Posted at 7:05 PM, Mar 25, 2016
and last updated 2016-03-28 15:47:19-04
They may be convenient and easy to get, but payday loans are costing Floridians hundreds of millions of dollars every year in fees.
 
Floridians paid $311 million in fees from June 2014 to June 2015, according to the Center for Responsible Lending, a non-profit consumer advocacy group.
 
Over the past decade, the CRL found Floridians paid about $2.5 Billion in fees alone.
 
Why are Floridians paying so much in fees?
 
A 2001 law that was supposed to limit the negative effects of payday loans failed to address high-interest rates.
 
Those interest rates, if loans aren't paid back quickly, are a common reason people get trapped in debt.
 
"Our analysis shows that the law has done nothing to stop the debt trap," said CRL policy counsel Brandon Coleman, co-author of a new report about the issue. "With 83% of payday loans going to people stuck in 7 or more loans per year, it's easy to see how Florida's law is failing consumers."
 
14 states currently enforce rate caps that protect against triple-digit payday loan interest rates.
 
Florida is not one of those states.
 
When someone can't pay a loan, the lender sometimes offers another loan, creating a cycle of debt.
 
"Payday lenders target the poor.
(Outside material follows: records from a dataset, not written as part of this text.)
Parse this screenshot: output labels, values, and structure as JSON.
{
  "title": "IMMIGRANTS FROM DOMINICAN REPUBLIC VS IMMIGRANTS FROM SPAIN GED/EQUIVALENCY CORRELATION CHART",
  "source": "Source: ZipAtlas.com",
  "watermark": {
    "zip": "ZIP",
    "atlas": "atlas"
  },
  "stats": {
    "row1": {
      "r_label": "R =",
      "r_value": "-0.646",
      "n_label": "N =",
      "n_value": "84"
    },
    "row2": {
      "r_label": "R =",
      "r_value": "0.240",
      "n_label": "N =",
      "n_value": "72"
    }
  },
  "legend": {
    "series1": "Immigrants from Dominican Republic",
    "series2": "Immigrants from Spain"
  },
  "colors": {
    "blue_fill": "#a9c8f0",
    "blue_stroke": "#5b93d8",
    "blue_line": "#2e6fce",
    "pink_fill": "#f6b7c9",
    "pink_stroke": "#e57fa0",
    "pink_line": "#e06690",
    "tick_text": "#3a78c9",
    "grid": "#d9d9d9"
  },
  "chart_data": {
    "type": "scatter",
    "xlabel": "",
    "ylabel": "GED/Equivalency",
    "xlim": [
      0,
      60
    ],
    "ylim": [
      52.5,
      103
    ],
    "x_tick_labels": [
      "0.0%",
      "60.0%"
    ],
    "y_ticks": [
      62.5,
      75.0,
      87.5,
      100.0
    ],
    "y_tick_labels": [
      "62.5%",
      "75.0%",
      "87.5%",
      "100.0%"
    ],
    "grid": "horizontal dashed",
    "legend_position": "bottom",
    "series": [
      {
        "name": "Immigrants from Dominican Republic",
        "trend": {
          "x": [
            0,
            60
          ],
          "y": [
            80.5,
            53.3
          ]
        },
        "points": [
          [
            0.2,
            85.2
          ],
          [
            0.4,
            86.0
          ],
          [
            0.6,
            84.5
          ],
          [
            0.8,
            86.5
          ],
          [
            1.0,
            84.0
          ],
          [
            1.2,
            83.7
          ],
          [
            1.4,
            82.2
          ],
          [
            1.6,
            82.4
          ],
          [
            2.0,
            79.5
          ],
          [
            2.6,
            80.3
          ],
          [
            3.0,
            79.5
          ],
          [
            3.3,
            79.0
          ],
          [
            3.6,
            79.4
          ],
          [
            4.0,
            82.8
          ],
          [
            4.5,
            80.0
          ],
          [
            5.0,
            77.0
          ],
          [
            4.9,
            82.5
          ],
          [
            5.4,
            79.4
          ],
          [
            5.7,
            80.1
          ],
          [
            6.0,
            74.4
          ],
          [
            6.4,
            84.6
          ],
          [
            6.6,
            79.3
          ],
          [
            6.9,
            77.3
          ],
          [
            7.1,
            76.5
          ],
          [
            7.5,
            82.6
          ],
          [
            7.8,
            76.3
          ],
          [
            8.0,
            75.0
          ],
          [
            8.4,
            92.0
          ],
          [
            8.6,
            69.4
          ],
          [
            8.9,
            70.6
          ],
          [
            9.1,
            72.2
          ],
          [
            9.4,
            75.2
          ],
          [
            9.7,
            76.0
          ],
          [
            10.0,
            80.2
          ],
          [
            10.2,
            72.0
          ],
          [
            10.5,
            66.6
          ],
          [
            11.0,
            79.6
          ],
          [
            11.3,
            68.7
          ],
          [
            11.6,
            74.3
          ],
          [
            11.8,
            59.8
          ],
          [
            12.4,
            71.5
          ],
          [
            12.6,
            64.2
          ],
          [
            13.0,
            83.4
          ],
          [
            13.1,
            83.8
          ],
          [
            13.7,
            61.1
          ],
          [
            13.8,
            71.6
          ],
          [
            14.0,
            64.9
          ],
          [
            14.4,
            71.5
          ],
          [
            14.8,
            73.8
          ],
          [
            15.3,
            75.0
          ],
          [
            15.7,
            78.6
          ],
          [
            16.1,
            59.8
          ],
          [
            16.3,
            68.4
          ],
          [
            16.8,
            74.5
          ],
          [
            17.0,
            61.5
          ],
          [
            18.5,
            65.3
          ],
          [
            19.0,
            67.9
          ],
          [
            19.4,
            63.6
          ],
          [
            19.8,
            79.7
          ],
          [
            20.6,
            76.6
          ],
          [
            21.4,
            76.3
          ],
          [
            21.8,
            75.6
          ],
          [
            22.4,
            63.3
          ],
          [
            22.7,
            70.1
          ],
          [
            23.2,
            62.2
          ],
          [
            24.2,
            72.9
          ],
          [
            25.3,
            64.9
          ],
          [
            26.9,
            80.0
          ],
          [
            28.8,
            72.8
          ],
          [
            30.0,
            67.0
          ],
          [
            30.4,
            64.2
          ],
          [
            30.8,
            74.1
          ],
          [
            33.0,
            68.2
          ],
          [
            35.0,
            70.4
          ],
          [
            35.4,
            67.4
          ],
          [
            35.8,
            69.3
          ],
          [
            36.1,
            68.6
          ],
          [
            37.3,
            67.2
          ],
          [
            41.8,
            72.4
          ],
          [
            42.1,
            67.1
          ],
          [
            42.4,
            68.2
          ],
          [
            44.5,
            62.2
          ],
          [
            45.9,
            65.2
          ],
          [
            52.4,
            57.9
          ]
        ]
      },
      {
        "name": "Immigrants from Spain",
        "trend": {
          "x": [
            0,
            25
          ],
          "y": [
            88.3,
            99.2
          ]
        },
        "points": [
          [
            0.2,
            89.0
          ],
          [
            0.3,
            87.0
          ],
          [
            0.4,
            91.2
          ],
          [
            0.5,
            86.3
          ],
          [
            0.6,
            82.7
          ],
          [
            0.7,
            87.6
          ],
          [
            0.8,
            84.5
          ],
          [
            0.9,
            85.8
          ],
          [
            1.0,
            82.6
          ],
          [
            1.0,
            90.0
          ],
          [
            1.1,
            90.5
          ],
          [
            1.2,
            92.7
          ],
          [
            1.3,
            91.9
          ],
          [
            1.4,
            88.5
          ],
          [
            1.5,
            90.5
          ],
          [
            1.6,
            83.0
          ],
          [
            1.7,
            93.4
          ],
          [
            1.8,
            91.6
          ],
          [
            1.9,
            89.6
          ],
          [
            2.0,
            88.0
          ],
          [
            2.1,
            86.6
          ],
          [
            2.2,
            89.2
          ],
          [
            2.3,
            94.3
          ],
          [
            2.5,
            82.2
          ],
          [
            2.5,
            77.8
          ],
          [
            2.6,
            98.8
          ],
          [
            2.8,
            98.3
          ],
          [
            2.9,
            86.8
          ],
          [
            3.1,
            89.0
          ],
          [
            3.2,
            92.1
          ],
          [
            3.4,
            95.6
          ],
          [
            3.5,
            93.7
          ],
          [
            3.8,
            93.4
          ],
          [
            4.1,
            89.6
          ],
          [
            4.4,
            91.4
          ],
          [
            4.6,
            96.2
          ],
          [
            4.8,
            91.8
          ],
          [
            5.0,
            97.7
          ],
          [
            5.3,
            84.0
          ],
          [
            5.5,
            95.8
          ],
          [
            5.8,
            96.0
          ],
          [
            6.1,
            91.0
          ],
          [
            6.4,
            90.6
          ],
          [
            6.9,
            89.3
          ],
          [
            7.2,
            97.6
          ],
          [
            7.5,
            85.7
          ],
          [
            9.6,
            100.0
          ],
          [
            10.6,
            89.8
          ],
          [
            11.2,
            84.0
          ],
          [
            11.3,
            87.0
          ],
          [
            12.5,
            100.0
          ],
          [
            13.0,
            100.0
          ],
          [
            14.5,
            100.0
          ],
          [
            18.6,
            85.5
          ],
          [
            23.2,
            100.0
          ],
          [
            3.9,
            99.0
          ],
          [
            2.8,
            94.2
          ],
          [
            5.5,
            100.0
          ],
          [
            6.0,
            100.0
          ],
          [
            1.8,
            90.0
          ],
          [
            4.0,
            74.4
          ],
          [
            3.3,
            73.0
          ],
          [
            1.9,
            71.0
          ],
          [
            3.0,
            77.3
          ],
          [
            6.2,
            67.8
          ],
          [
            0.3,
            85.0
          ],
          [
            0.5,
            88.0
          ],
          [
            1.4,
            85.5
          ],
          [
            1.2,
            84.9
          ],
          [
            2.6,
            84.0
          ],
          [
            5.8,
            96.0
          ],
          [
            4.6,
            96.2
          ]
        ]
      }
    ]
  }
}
They make a lot of money lending to people they know cannot pay them back," explains attorney Billy Howard of The Consumer Protection Firm. "They trap people by offering them another loan," he tells ABC Action News.
 
Those remarks are backed up by the new the CLR report, which shows that in 2015, 83% of loans went to people who already have 7 or more loans. 57% of loan transactions were generated by borrowers stuck in 12 or more loans, according to the CLR.
 
"Almost every pay day loan that I've looked at has one thing in common: I think gosh, what a rip-off," says Howard.
 
If a pay day lender is harassing you with frequent calls to collect money, that is against the law, and Howard's law firm specializes in suing those lenders.
 
If you are simply unable to pay back a debt or loan, experts say you should visit a non-profit consumer credit counselor; you can find one by turning to the National Foundation for Credit Counseling.